Misook Heo Selected as Fulbright Scholar for Research in South Korea

Dr. Misook Heo has been selected as a Fulbright Scholar and will travel to Korea to investigate ways of overcoming reluctance among that nation’s Internet users to construct knowledge assets collectively.

Dr. Misook Heo

Heo, an associate professor who teaches in the School of Education’s Instructional Technology program, will perform her research from June 1 to Aug. 31, at Pusan National University (PNU). Located in the busy port city of Busan, in the southeast portion of the Republic of Korea, PNU is one of Korea’s pre-eminent institutions of higher learning.

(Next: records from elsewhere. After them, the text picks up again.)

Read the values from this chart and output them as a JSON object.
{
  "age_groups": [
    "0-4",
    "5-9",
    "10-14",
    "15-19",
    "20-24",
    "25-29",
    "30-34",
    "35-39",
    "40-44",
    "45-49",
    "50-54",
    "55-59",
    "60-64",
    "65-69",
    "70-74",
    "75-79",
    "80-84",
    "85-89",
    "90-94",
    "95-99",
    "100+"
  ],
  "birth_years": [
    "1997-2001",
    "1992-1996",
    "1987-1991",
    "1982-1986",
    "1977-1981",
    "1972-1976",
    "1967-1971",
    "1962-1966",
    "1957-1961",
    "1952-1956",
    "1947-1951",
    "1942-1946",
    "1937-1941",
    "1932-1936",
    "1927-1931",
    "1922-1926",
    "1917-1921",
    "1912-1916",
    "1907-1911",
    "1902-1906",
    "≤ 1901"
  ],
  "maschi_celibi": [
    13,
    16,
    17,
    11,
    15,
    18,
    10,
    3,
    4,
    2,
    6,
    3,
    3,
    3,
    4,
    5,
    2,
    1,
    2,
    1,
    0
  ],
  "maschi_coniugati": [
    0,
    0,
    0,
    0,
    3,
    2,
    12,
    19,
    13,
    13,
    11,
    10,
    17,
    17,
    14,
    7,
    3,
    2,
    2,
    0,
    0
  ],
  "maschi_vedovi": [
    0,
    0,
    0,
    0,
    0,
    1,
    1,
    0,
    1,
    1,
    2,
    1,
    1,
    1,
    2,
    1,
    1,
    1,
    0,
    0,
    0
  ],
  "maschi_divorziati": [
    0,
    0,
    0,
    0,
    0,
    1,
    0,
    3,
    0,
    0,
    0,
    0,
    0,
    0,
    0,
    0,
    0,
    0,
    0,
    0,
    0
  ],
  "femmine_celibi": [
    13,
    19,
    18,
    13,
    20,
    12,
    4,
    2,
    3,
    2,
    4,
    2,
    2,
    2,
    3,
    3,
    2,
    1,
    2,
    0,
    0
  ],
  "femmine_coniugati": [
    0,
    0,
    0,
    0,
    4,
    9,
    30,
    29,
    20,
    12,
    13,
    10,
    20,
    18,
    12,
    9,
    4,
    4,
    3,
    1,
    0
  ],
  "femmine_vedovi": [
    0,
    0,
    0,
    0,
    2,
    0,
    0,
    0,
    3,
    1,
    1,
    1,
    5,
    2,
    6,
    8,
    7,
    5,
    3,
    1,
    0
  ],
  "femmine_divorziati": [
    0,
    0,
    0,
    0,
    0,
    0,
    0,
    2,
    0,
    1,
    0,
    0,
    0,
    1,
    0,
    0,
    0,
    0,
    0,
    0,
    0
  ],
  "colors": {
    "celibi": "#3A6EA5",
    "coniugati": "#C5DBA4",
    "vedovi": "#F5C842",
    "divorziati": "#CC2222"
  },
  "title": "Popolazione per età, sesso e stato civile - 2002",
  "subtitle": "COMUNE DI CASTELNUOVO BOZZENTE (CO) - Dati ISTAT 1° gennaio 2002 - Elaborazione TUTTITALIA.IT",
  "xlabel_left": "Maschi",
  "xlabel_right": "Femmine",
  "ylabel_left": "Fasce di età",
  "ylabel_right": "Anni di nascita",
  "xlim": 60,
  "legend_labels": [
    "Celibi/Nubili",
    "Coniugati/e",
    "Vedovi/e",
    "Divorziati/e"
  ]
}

Fulbright scholarships are awarded by the U.S. Department of State’s Fulbright Program, which was created by Congress to improve international cooperation and understanding. Fulbright awardees are an elite group of scholars who are selected by the presidentially appointed J. William Fulbright Foreign Scholarship Board.

Heo explained that in terms of using information technology South Korea is very advanced, with about three quarters of Internet users there participating in online communities. Complementing that high level of digital fluency, the idea of contributing to collective intelligence is widely accepted.

Ironically, however, Koreans are cool to the idea of supplying information that others might edit. In other words, Heo observed, Koreans are ardent contributors but diffident co-creators.

“Obviously some cultural aspects can have an influence on the behavior of people who participate in collective intelligence,” she said. “Koreans are really happy to provide entries to a stranger on the Internet; however, they are not at all interested in providing information that someone else can edit—like Wikipedia.”

Her Fulbright research project, however, will not target isolating the assumed cultural roots of the phenomenon. Instead, she plans to search for and test methods to encourage, nurture and reinforce the behaviors conducive to higher rates of collaborative online knowledge creation.

Coupled with her expertise in information technology for educational applications, Heo’s former research projects have focused on designing interfaces to improve social awareness among online learners. Along with those technical interests, she also focuses on the emerging phenomenon of lifelong learning and ways to support it.

Every society now recognizes the value of lifetime and informal learning for happiness and progress, Heo pointed out, and that realization makes the discovery of new methods to support high rates of participation in collective intelligence and other online activities vitally important.